TURQUIE : ENQUÊTE SUR DES CHARNIERS A SIRNAK
Une autre enquête a été ouverte dans la province de Şırnak sur l’existence de charniers, appelés « fosses de la mort », contenant les corps de près d’une centaine de civils qui auraient été tués par la gendarmerie dans les années 1990. L’existence de ces fosses communes était soupçonnée depuis longtemps par les Kurdes de la région, dont beaucoup ont perdu des proches dont on n’a jamais retrouvé les corps. Ces assassinats sont imputés au JITEM, un corps de gendarmerie clandestin créé à la fin des années 1980, affecté à la lutte contre le PKK et le « séparatisme kurde » et dont les exactions et la terreur qu’il a fait régner au Kurdistan sont de notoriété publique.
Le JITEM est accusé de nombreux enlèvements et exécutions sommaires, et d’avoir fait disparaître les corps, notamment dans de l’acide, ou bien en les brûlant ou les enterrant dans des charniers secrets. Jusqu’ici, l’Etat turc niait jusqu’à l’existence du JITEM et l’ouverture d’une telle enquête montre un changement dans l’opinion publique en Turquie. Les crimes du JITEM ont été confirmés par des anciens membres des forces turques, arrêtés lors des coups de filet dirigés contre le réseau Ergenekon, par exemple Abdülkadir Aygan, qui appartenait au JITEM ou Tuncay Güney, acteur majeur d’Ergenekon. L’association des avocats de Şırnak Bar a porté plainte après les déclarations de Tuncay Güney à la police, faisant état précisément de ces corps brûlés à l’acide ou enterrés.
Emin Aktar, président de l’association du Barreau de Diyarbakir est aussi d’avis que cette période sombre du Kurdistan de Turquie doit absolument faire l’objet d’une sérieuse enquête judiciaire et que les corps retrouvés doivent être examinés par des médecins légistes, notamment pour les identifier, notamment au moyen de leur ADN. Dès le mois de janvier 2009, le bureau du procureur de Silopi a autorisé la tenue d’une enquête.

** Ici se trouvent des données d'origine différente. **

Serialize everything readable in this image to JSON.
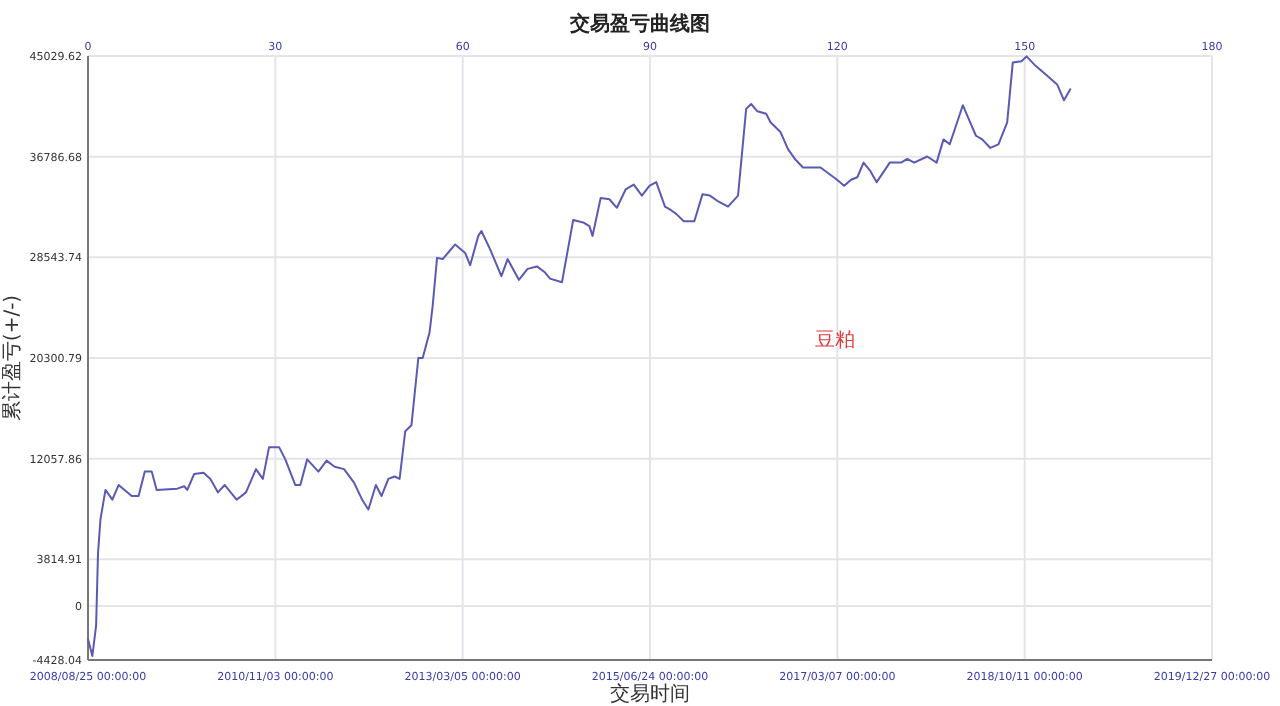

En parallèle à cette affaire, depuis le 9 février, un des principaux survivants de l’accident (et du scandale) de Susurluk, l’ancien chef de la police et ancien ministre de l’Intérieur Mehmet Ağar, passe enfin en jugement, 13 ans après l’accident de voiture qui avait mis en lumière les liens étroits entre la mafia turque, les services spéciaux de sécurité à l’œuvre au Kurdistan de Turquie et l’extrême droite. Le 3 novembre 1996, en effet, à Bursa, une voiture qui transportait Abdullah Catlı, un militant ultra-nationaliste, et sa compagne, Hüseyin Kocadağ, chef de la police, Mehmet Ağar et Sedat Edip Bucak, tous deux députés du Doğru Yol Partisi, le parti du président Süleyman Demirel, heurte un camion. Les trois premiers passagers furent tués, les autres blessés. Ce scandale fut rapidement relayé par la presse turque et l’opinion publique réagit alors vivement, notamment en organisant dans les grandes villes un black-out quotidien en éteignant les lumières tous les soirs à 21 heures. On a commencé alors à parler ouvertement « d’Etat profond » et Mehmet Ağar dut démissionner de son poste ministériel. Mais en tant que député il bénéficiera d’une immunité parlementaire qui lui a évité, jusqu’à ce jour, d’être traduit en justice, en se faisant réélire 13 années durant. Cependant les élections législatives anticipées de 2007 furent désastreuses pour son parti actuel, le DP (une unification du DYP et de l’ancien ANAP) qui n’a pu franchir la barre des 5% nécessaires pour entrer au parlement. Mehmet Ağar comparait donc devant la justice, accusé d’avoir couvert, dans les années 1990, les activités des sections spéciales et clandestines de la police turque, notamment de nombreux assassinats dans les régions kurdes. Il plaide non coupable et nie que Sedat Bucak, l’autre député qui a réchappé à l’accident, ou bien ses anciens collaborateurs Korkut Eken ou Ibrahim Şahin, compromis eux aussi dans le scandale, soient également impliqués dans les milliers de meurtres dans le Sud-Est. Il est à noter qu’Ibrahim Şahin vient tout juste d’être arrêté dans le cadre de l’affaire Ergenekon, et que tous sont liés au JITEM et à ses exactions qui ont terrorisé les régions kurdes dans les années 1990.